By Yolanda Smith, BPharm
The prevention of urinary tract infection is important, particularly for those individuals that are frequently affected by an infection. There are several areas that can help to prevent bacteria from proliferating in the urinary tract and causing an infection.
The include using the toilet, sexual activity, general hygiene and water consumption, each of which is discussed in more detail below.
The way the genital area is cleaned after going to the toilet is of utmost importance to prevent an infection. The area can be washed with water or wiped with toilet paper.
If using toilet paper, it is essential that wipes start at the front and move to the back. For more than one wipe, a new piece of toilet paper should be used each time to avoid the transfer of bacteria from the back to the front.
It is also important to empty the bladder frequently and avoid long intervals without urinating. This is because the bacteria have a longer window of opportunity to move up the ureters to the bladder where the infection can proliferate. It is recommended to urinate at least every four hours, even if there is no urge to urinate.
Sexually active women are more likely to get a urinary tract infection than those that are not sexually active and, therefore, preventative methods during some sexual activities may be beneficial. In particular, intercourse that involves the anal area is likely to result in the transfer of bacteria to the urinary tract.
To prevent this, it is best to work from front to back, and not in reverse. Using condoms and changing the condom when moving from the anus back to the vagina can also help. Additionally, making sure to urinate after sexual activity is beneficial.
Good hygiene practices may be helpful in the prevention of urinary tract infections. This is largely because some bacteria that some reside in the anal region have the potential to cause an infection of the urinary tract if they are transferred to the urethra. This can happen easily, as the anus and the urethra are positioned anatomically close to each other.
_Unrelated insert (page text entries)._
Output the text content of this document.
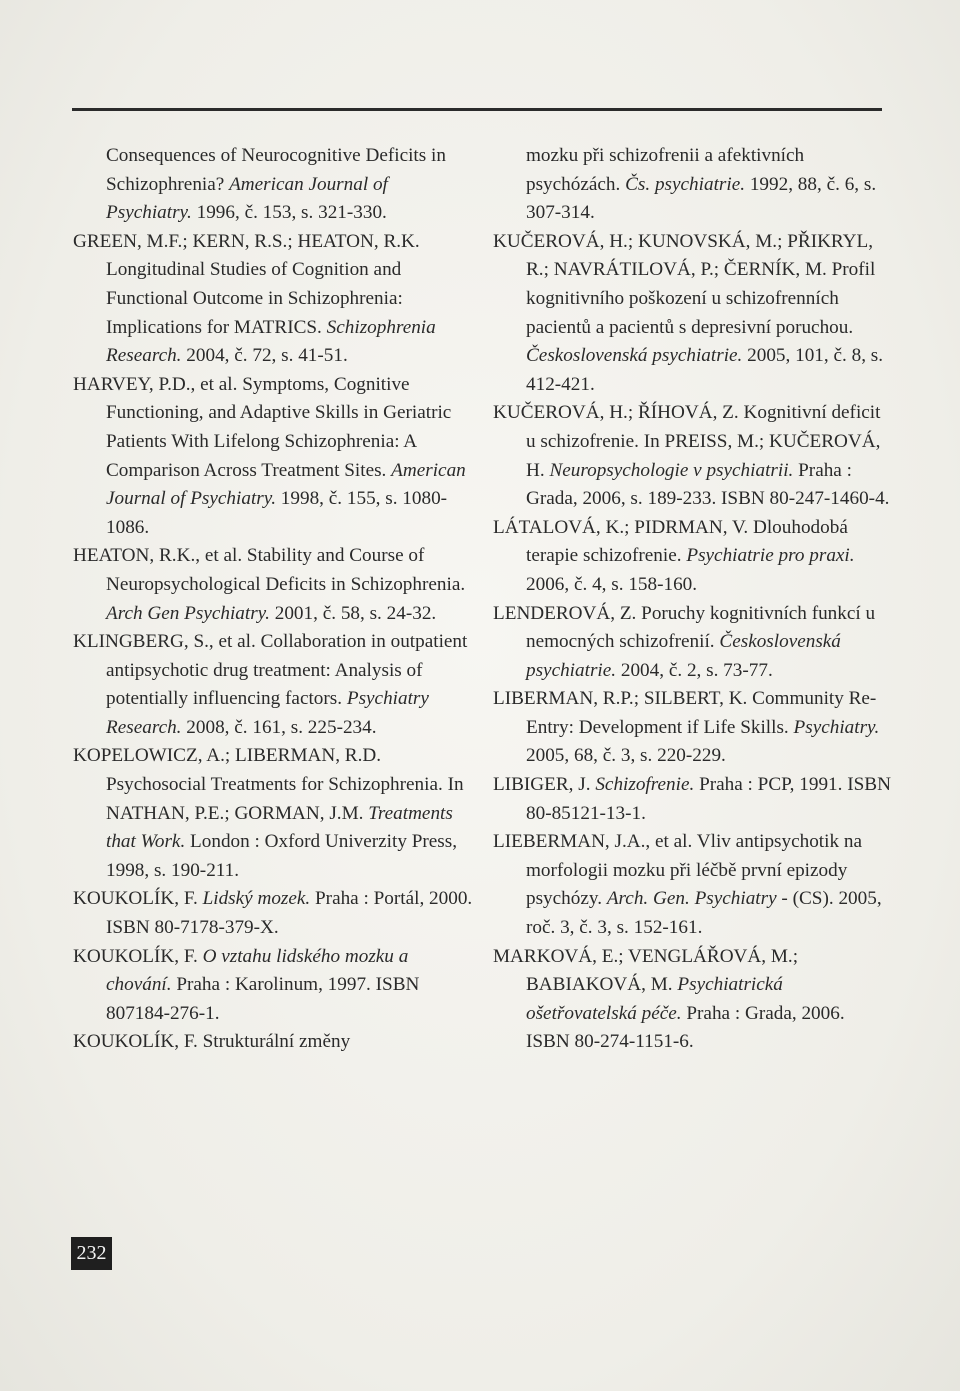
Consequences of Neurocognitive Deficits in Schizophrenia? American Journal of Psychiatry. 1996, č. 153, s. 321-330.

GREEN, M.F.; KERN, R.S.; HEATON, R.K. Longitudinal Studies of Cognition and Functional Outcome in Schizophrenia: Implications for MATRICS. Schizophrenia Research. 2004, č. 72, s. 41-51.

HARVEY, P.D., et al. Symptoms, Cognitive Functioning, and Adaptive Skills in Geriatric Patients With Lifelong Schizophrenia: A Comparison Across Treatment Sites. American Journal of Psychiatry. 1998, č. 155, s. 1080-1086.

HEATON, R.K., et al. Stability and Course of Neuropsychological Deficits in Schizophrenia. Arch Gen Psychiatry. 2001, č. 58, s. 24-32.

KLINGBERG, S., et al. Collaboration in outpatient antipsychotic drug treatment: Analysis of potentially influencing factors. Psychiatry Research. 2008, č. 161, s. 225-234.

KOPELOWICZ, A.; LIBERMAN, R.D. Psychosocial Treatments for Schizophrenia. In NATHAN, P.E.; GORMAN, J.M. Treatments that Work. London : Oxford Univerzity Press, 1998, s. 190-211.

KOUKOLÍK, F. Lidský mozek. Praha : Portál, 2000. ISBN 80-7178-379-X.

KOUKOLÍK, F. O vztahu lidského mozku a chování. Praha : Karolinum, 1997. ISBN 807184-276-1.

KOUKOLÍK, F. Strukturální změny

mozku při schizofrenii a afektivních psychózách. Čs. psychiatrie. 1992, 88, č. 6, s. 307-314.

KUČEROVÁ, H.; KUNOVSKÁ, M.; PŘIKRYL, R.; NAVRÁTILOVÁ, P.; ČERNÍK, M. Profil kognitivního poškození u schizofrenních pacientů a pacientů s depresivní poruchou. Československá psychiatrie. 2005, 101, č. 8, s. 412-421.

KUČEROVÁ, H.; ŘÍHOVÁ, Z. Kognitivní deficit u schizofrenie. In PREISS, M.; KUČEROVÁ, H. Neuropsychologie v psychiatrii. Praha : Grada, 2006, s. 189-233. ISBN 80-247-1460-4.

LÁTALOVÁ, K.; PIDRMAN, V. Dlouhodobá terapie schizofrenie. Psychiatrie pro praxi. 2006, č. 4, s. 158-160.

LENDEROVÁ, Z. Poruchy kognitivních funkcí u nemocných schizofrenií. Československá psychiatrie. 2004, č. 2, s. 73-77.

LIBERMAN, R.P.; SILBERT, K. Community Re-Entry: Development if Life Skills. Psychiatry. 2005, 68, č. 3, s. 220-229.

LIBIGER, J. Schizofrenie. Praha : PCP, 1991. ISBN 80-85121-13-1.

LIEBERMAN, J.A., et al. Vliv antipsychotik na morfologii mozku při léčbě první epizody psychózy. Arch. Gen. Psychiatry - (CS). 2005, roč. 3, č. 3, s. 152-161.

MARKOVÁ, E.; VENGLÁŘOVÁ, M.; BABIAKOVÁ, M. Psychiatrická ošetřovatelská péče. Praha : Grada, 2006. ISBN 80-274-1151-6.

232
Long baths are associated with a higher risk of infection, due to the possibility of bacteria from the anal area moving into the water and into the urethra. Instead, showers are recommended for individuals that are frequently affected by UTIs.
Additionally, sanitary napkins used when a woman is menstruating can promote the growth of bacteria and may lead to a UTI. To prevent this, using tampons or making sure to change the sanitary napkin frequently may help. Tight fitting clothes can have the same effect, creating conditions that promote bacterial growth and should be avoided.
Drinking more water ensures that the urinary tract is always working and pushing urine and any bacteria present through and out of the body. Sufficient water intake is indicated by very pale yellow colored urine and is a simple step to help prevent UTI.
Cranberry juice also seems to prevent infections in some people, although there is not strong evidence for this.